Before writing a single requirement, answer these four questions:
- What process is currently broken, slow, or manual?
- Who is affected, and how often?
- What does the current workaround cost in time or money?
- What does success look like — specifically?
This exercise typically cuts proposed scope by 30-40%. Features that seemed essential become optional. The real bottleneck becomes obvious.
Step 2: Define what is in scope, out of scope, and deferred
Every scope document needs three columns, not one.
In scope is what gets built in this phase. Be specific: "user can submit a request form" not "user management."
Out of scope is what you are explicitly not building. Write this down. It will save you from arguments later. "Notifications are out of scope for v1" is a contract, not a comment.
Deferred is what you want eventually but not now.
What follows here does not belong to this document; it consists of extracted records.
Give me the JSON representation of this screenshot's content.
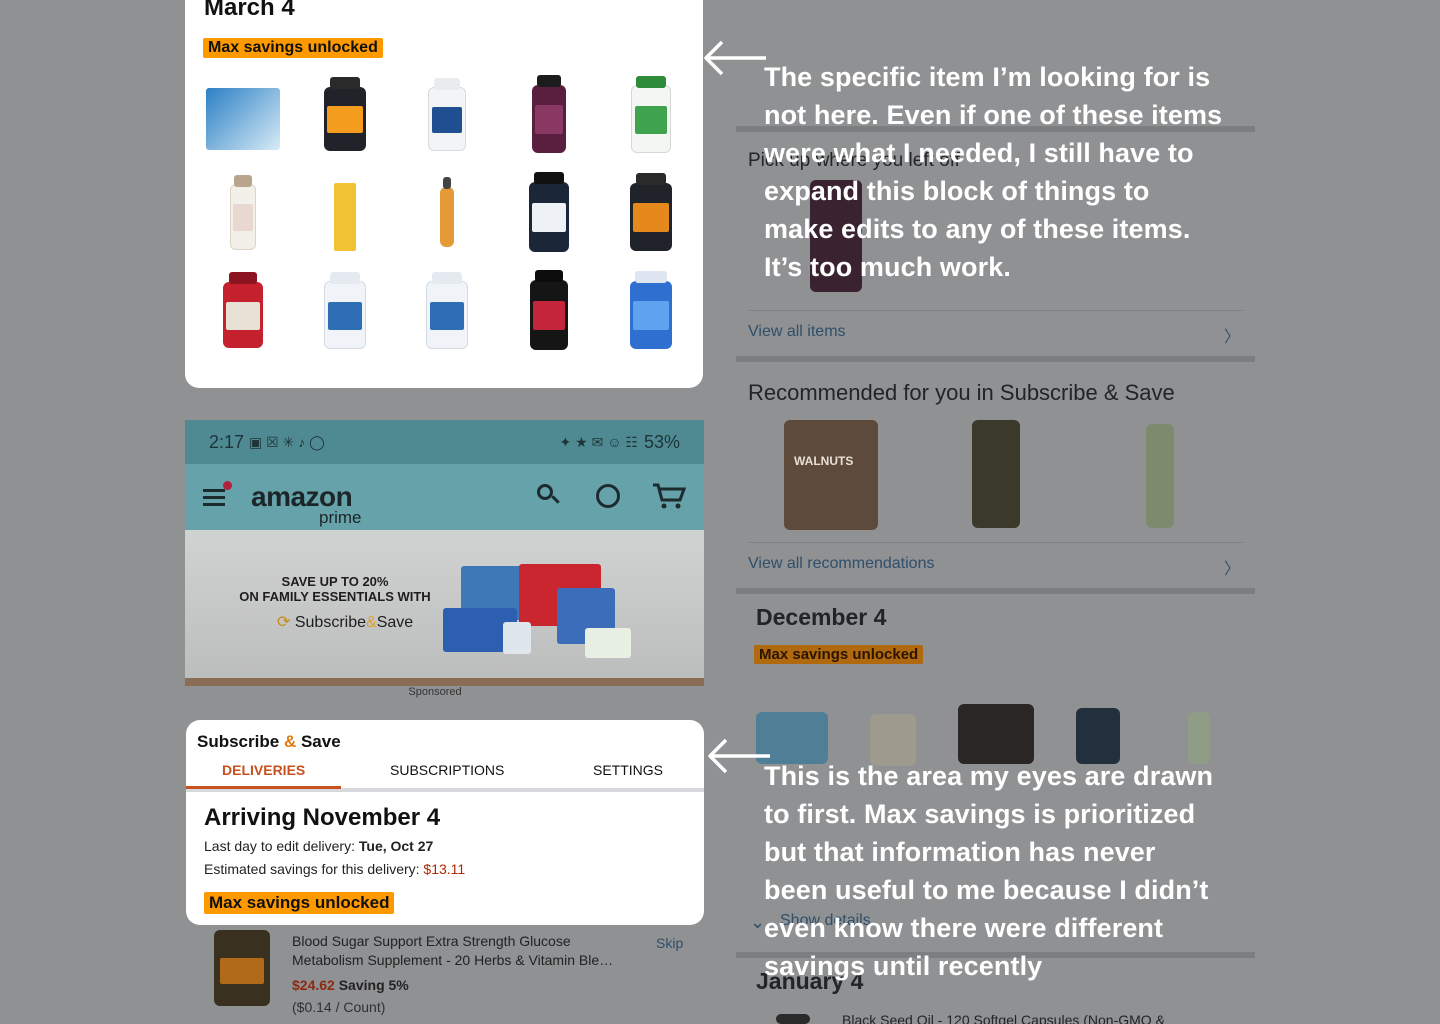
{
  "top_card": {
    "date": "March 4",
    "badge": "Max savings unlocked"
  },
  "background_page": {
    "pickup_heading": "Pick up where you left off",
    "view_all_items": "View all items",
    "recommended_heading": "Recommended for you in Subscribe & Save",
    "view_all_recommendations": "View all recommendations",
    "chevron": "〉",
    "december_date": "December 4",
    "december_badge": "Max savings unlocked",
    "show_details": "Show details",
    "january_date": "January 4",
    "black_seed_item": "Black Seed Oil - 120 Softgel Capsules (Non-GMO &"
  },
  "phone": {
    "time": "2:17",
    "battery": "53%",
    "brand_name": "amazon",
    "brand_sub": "prime",
    "banner_line1": "SAVE UP TO 20%",
    "banner_line2": "ON FAMILY ESSENTIALS WITH",
    "banner_brand_a": "Subscribe",
    "banner_brand_amp": "&",
    "banner_brand_b": "Save",
    "sponsored": "Sponsored"
  },
  "subscribe_card": {
    "title_a": "Subscribe",
    "title_amp": "&",
    "title_b": "Save",
    "tabs": [
      "DELIVERIES",
      "SUBSCRIPTIONS",
      "SETTINGS"
    ],
    "arriving": "Arriving November 4",
    "last_day_label": "Last day to edit delivery:",
    "last_day_value": "Tue, Oct 27",
    "savings_label": "Estimated savings for this delivery:",
    "savings_value": "$13.11",
    "badge": "Max savings unlocked"
  },
  "item_below": {
    "title_line1": "Blood Sugar Support Extra Strength Glucose",
    "title_line2": "Metabolism Supplement - 20 Herbs & Vitamin Ble…",
    "price": "$24.62",
    "saving": "Saving 5%",
    "unit_price": "($0.14 / Count)",
    "skip": "Skip"
  },
  "annotations": {
    "note_top": [
      "The specific item I’m looking for is",
      "not here. Even if one of these items",
      "were what I needed, I still have to",
      "expand this block of things to",
      "make edits to any of these items.",
      "It’s too much work."
    ],
    "note_bottom": [
      "This is the area my eyes are drawn",
      "to first. Max savings is prioritized",
      "but that information has never",
      "been useful to me because I didn’t",
      "even know there were different",
      "savings until recently"
    ]
  },
  "colors": {
    "page_bg": "#8f9193",
    "max_badge": "#ff9900",
    "accent_orange": "#c7511f",
    "status_bar": "#4f8a92",
    "nav_bar": "#66a2a9"
  }
}
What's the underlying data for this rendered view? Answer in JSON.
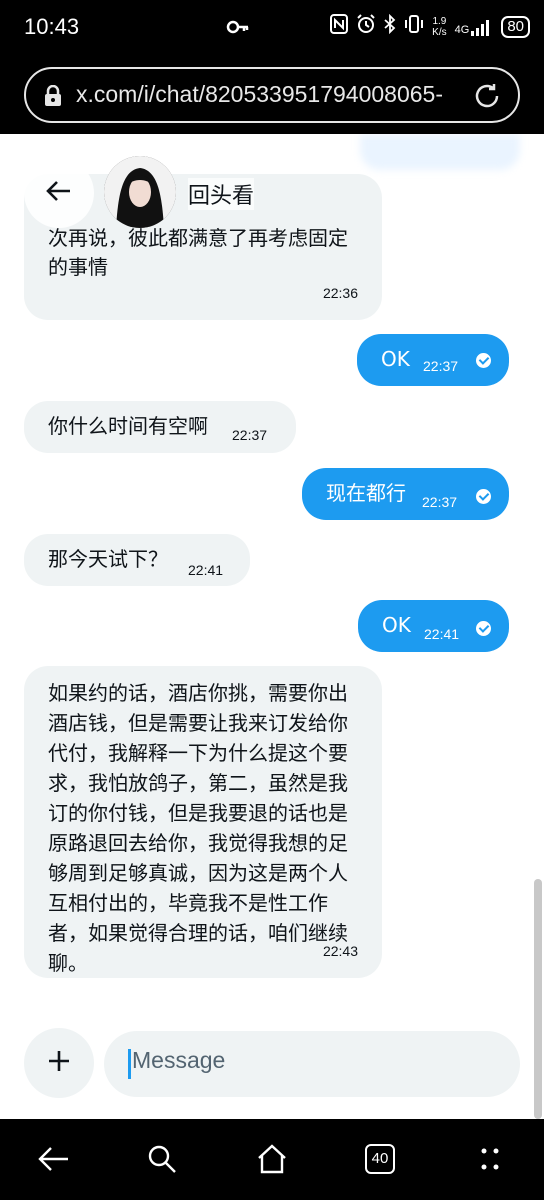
{
  "status_bar": {
    "time": "10:43",
    "net_speed_value": "1.9",
    "net_speed_unit": "K/s",
    "network": "4G",
    "battery": "80"
  },
  "browser": {
    "url": "x.com/i/chat/820533951794008065-"
  },
  "chat": {
    "contact_name": "回头看",
    "messages": [
      {
        "direction": "incoming",
        "text": "...提...，我也比较直接，你什么时候有时间的话，可以先去酒店做一次再说，彼此都满意了再考虑固定的事情",
        "time": "22:36"
      },
      {
        "direction": "outgoing",
        "text": "OK",
        "time": "22:37"
      },
      {
        "direction": "incoming",
        "text": "你什么时间有空啊",
        "time": "22:37"
      },
      {
        "direction": "outgoing",
        "text": "现在都行",
        "time": "22:37"
      },
      {
        "direction": "incoming",
        "text": "那今天试下？",
        "time": "22:41"
      },
      {
        "direction": "outgoing",
        "text": "OK",
        "time": "22:41"
      },
      {
        "direction": "incoming",
        "text": "如果约的话，酒店你挑，需要你出酒店钱，但是需要让我来订发给你代付，我解释一下为什么提这个要求，我怕放鸽子，第二，虽然是我订的你付钱，但是我要退的话也是原路退回去给你，我觉得我想的足够周到足够真诚，因为这是两个人互相付出的，毕竟我不是性工作者，如果觉得合理的话，咱们继续聊。",
        "time": "22:43"
      }
    ],
    "composer_placeholder": "Message"
  },
  "nav": {
    "tabs_count": "40"
  },
  "colors": {
    "accent": "#1d9bf0",
    "incoming_bubble": "#eff3f4"
  }
}
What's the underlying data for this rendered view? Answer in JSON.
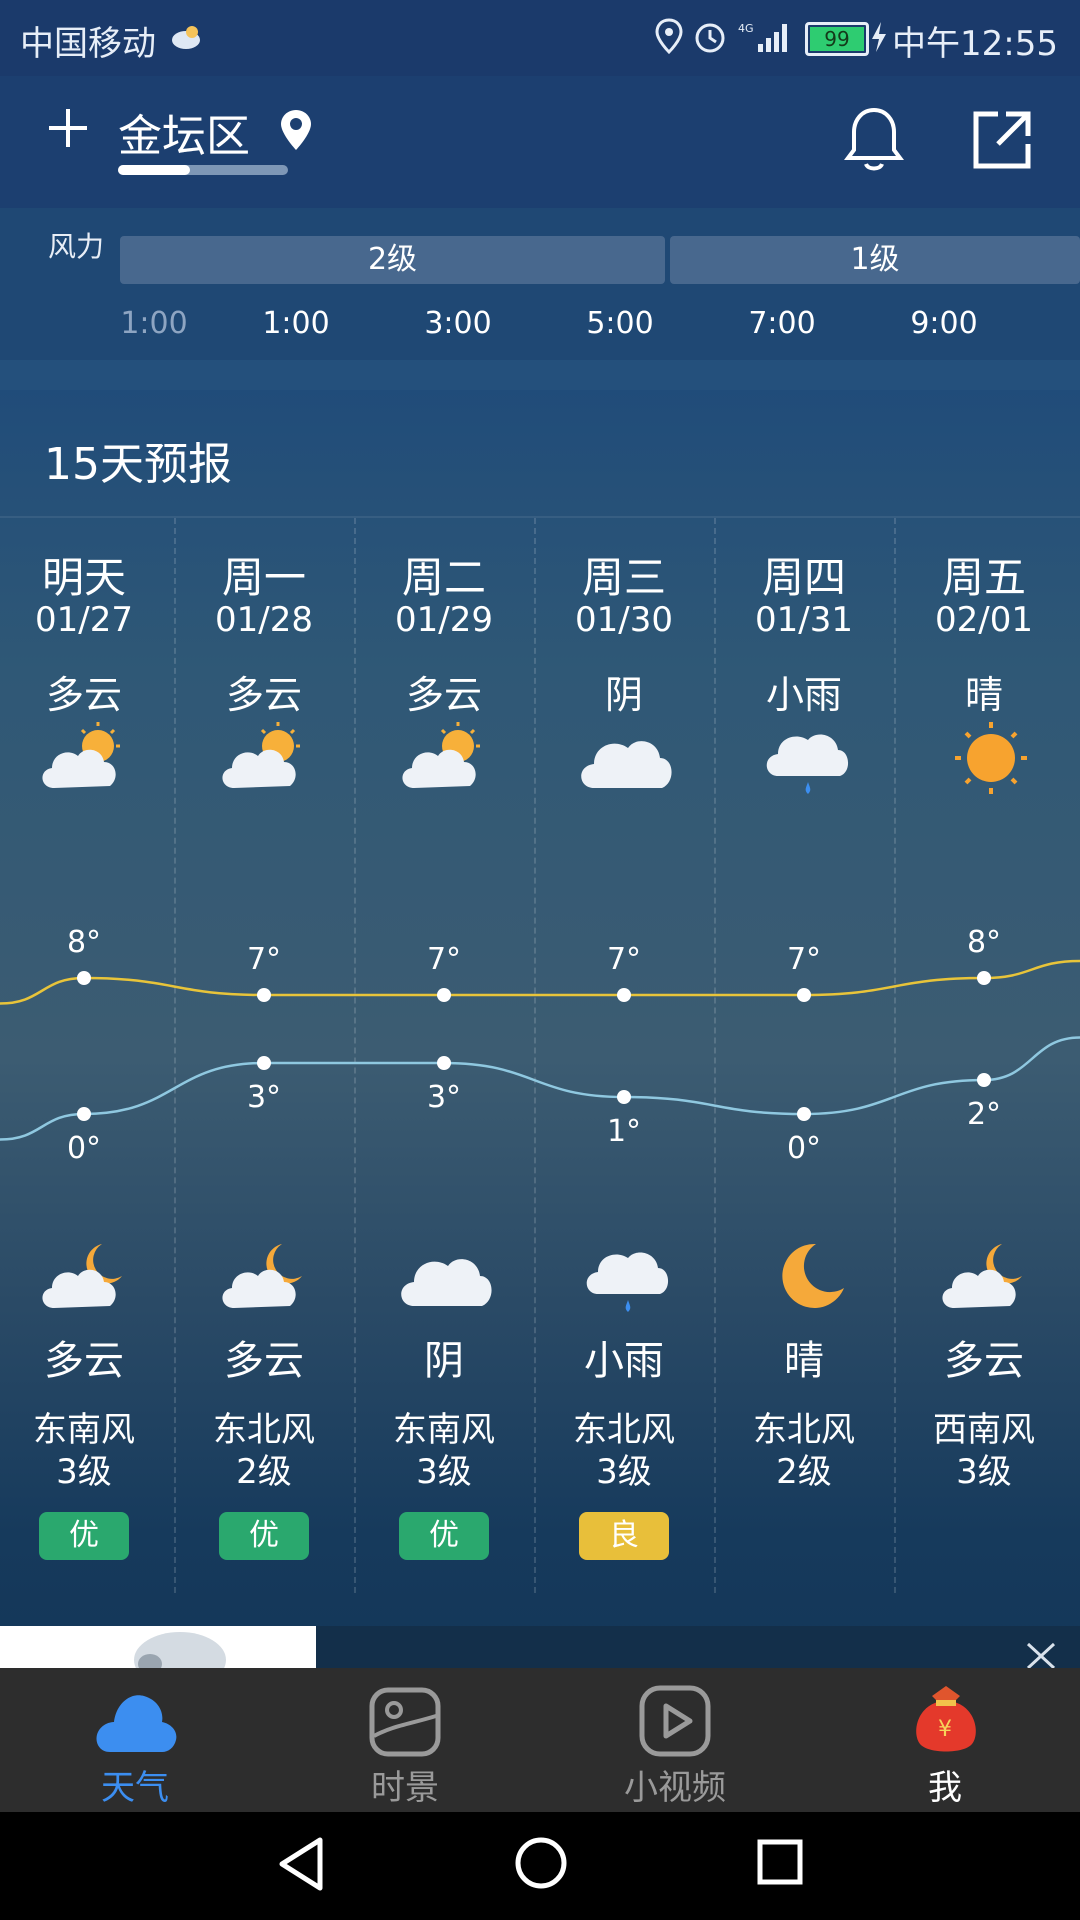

This keeps the wishlist alive without polluting the current project.
This three-column structure forces prioritization conversations to happen before they are expensive.
Step 3: Estimate by complexity category, not hours
Hourly estimates for software are fiction. Nobody knows how long something takes until they are building it.
What you can estimate with confidence is complexity category:
- Simple: One data model, no external integrations, CRUD operations. Example: a basic form that saves to a database.
- Medium: Multiple models with relationships, one or two integrations, custom logic. Example: a booking system with calendar sync.
- Complex: Real-time features, complex business logic, multiple integrations, high data volume. Example: a multi-tenant SaaS billing platform.
Price complex features generously. Price simple features exactly. Never confuse them.
Step 4: Define milestones, not a launch date
Single launch dates are single points of failure. One delay cascades into everything.
Structure delivery in milestones, each with:
- A specific deliverable (what can the client see and test)
- Acceptance criteria (what does "done" mean)
- A payment milestone (aligns incentives)
Three to five milestones is the right number for most projects. More than that and tracking overhead exceeds the value.
Step 5: Nail down the data model before UI
This is the most violated rule in software scoping. Clients want to see mockups. Developers want to show mockups. But the UI is a consequence of the data model, not the other way around.
Before designing a single screen, answer:
- What are the core entities? (user, order, property, appointment, etc.)
- What are the relationships between them?
- What data must be stored vs. computed?
A solid data model catches requirement conflicts early. Two features that seem independent often share a table — and if those features were specced without talking to each other, you have a problem.
Step 6: Identify every external dependency
APIs that might be rate-limited. Payment processors that take a week to provision. Government databases that are down 30% of the time.
External dependencies are scope multipliers. One integration that fails blocks everything downstream.
Map every external system the project depends on. Confirm access before signing a timeline.
The anti-patterns to avoid
The moving target: Scope that changes every week. Avoid it by locking requirements per milestone, not per project.
The 10% feature: The single feature that is "only 10% of the work" but accounts for 60% of the delays. Identify and time-box these early.
The undefined user: Requirements written without a specific user in mind. Every requirement should name the user it serves.
The integration assumption: Assuming a third-party API will behave as documented. It often will not. Build in buffer.
Good scoping is not glamorous work. It is the difference between a project that ships and one that does not.